And within countries, vulnerable groups such as minorities, including the Roma, people living with disabilities, migrants and refugees, and LGBTQI persons and a range of key populations still face significant barriers to sexual and reproductive health.

Several participants also raised concerns over the emergence of regressive laws and policies threatening to undermine gender equality and sexual and reproductive health and rights, and over the shrinking space for civil society.

There were powerful calls throughout the conference for ensuring all young people are able to receive comprehensive sexuality education, in line with international technical guidance.

As gender inequalities persist in all spheres of public and private life across the region, participants called for greater efforts to speed up progress towards gender equality.

Speakers mentioned inequalities in workforce participation, earnings, access to leadership positions, and work-family balance as key areas requiring attention. They also urged progress on eradicating gender-based violence and harmful practice such as child marriage and gender-biased sex selection.

Several speakers stressed the importance of gender equality for addressing the population challenges the region is facing. A more equal distribution of childcare and household duties between men and women, for example, was mentioned among the factors contributing to an environment in which people feel confident to realize their fertility intentions.

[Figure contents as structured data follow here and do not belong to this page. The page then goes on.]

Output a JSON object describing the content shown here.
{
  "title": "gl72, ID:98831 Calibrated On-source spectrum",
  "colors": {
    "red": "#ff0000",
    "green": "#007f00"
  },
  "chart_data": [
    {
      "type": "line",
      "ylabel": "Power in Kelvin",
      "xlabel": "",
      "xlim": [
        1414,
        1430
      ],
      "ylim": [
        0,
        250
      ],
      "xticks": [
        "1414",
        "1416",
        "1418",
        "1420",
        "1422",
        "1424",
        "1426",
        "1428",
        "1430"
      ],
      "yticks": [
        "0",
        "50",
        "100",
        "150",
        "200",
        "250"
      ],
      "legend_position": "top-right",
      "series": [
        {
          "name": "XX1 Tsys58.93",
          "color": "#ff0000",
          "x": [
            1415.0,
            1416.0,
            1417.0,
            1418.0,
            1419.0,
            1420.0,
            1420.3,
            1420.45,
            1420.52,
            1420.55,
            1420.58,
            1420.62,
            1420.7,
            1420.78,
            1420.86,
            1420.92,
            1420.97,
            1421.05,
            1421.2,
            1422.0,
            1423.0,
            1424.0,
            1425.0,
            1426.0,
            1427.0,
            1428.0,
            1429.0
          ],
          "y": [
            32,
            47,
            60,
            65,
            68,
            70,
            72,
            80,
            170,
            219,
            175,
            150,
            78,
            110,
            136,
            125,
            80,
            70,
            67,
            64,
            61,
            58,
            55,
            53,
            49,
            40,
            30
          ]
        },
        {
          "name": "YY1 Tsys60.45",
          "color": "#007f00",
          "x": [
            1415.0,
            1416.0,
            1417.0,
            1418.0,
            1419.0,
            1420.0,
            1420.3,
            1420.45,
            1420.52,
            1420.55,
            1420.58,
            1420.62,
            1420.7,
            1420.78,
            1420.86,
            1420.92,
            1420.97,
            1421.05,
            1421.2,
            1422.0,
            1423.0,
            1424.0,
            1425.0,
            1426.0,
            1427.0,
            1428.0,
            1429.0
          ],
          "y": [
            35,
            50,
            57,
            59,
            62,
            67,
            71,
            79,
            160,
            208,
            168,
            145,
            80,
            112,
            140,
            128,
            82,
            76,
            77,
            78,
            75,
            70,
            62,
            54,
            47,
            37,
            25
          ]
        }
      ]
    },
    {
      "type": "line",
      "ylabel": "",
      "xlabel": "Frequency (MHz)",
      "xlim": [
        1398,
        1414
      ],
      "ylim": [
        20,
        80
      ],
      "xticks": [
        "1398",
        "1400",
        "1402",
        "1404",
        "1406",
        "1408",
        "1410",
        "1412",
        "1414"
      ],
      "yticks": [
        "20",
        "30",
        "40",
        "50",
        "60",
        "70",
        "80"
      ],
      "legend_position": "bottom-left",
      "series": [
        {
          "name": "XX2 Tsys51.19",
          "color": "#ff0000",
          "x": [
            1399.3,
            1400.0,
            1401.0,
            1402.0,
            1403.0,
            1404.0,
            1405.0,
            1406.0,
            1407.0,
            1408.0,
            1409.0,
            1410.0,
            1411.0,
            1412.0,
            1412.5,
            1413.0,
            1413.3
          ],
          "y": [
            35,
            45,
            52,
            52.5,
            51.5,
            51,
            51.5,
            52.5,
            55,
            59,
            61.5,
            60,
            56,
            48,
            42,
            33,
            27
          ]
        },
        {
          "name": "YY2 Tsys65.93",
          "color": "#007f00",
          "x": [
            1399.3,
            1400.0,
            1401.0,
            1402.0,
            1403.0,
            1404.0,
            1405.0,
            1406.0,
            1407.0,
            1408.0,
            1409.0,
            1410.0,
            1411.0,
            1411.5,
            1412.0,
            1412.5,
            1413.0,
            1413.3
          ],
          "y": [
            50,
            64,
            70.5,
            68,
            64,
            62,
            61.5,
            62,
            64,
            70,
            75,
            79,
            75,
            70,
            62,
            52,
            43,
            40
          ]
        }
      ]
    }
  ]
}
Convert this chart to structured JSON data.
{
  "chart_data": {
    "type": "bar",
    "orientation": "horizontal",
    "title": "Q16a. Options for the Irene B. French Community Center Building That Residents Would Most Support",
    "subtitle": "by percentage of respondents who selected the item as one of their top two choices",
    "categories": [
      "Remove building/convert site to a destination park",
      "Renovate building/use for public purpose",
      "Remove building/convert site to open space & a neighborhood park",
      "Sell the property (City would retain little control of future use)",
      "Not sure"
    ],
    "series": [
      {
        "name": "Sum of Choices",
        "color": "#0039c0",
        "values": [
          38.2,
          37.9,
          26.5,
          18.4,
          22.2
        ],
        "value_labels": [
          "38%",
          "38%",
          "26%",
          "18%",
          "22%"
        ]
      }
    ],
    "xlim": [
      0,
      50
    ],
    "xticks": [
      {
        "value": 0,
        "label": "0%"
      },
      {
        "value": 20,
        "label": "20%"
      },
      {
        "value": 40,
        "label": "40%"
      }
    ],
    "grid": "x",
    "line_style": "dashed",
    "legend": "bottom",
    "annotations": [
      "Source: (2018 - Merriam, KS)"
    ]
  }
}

Participants welcomed the report “Fulfilling the Potential of Present and Future Generations,” which gives an overview of major trends in the region, and they expressed support for a new regional Monitoring Framework designed to track progress in implementing the ICPD Programme of Action and the SDGs (read more).

The regional review report, together with the report of the proceedings of the conference and the rapporteur’s summary, will be transmitted to the UN Commission on Population and Development as the region’s contribution to the full review of ICPD+25 in 2019, and will also inform the Regional Forum on Sustainable Development in 2019.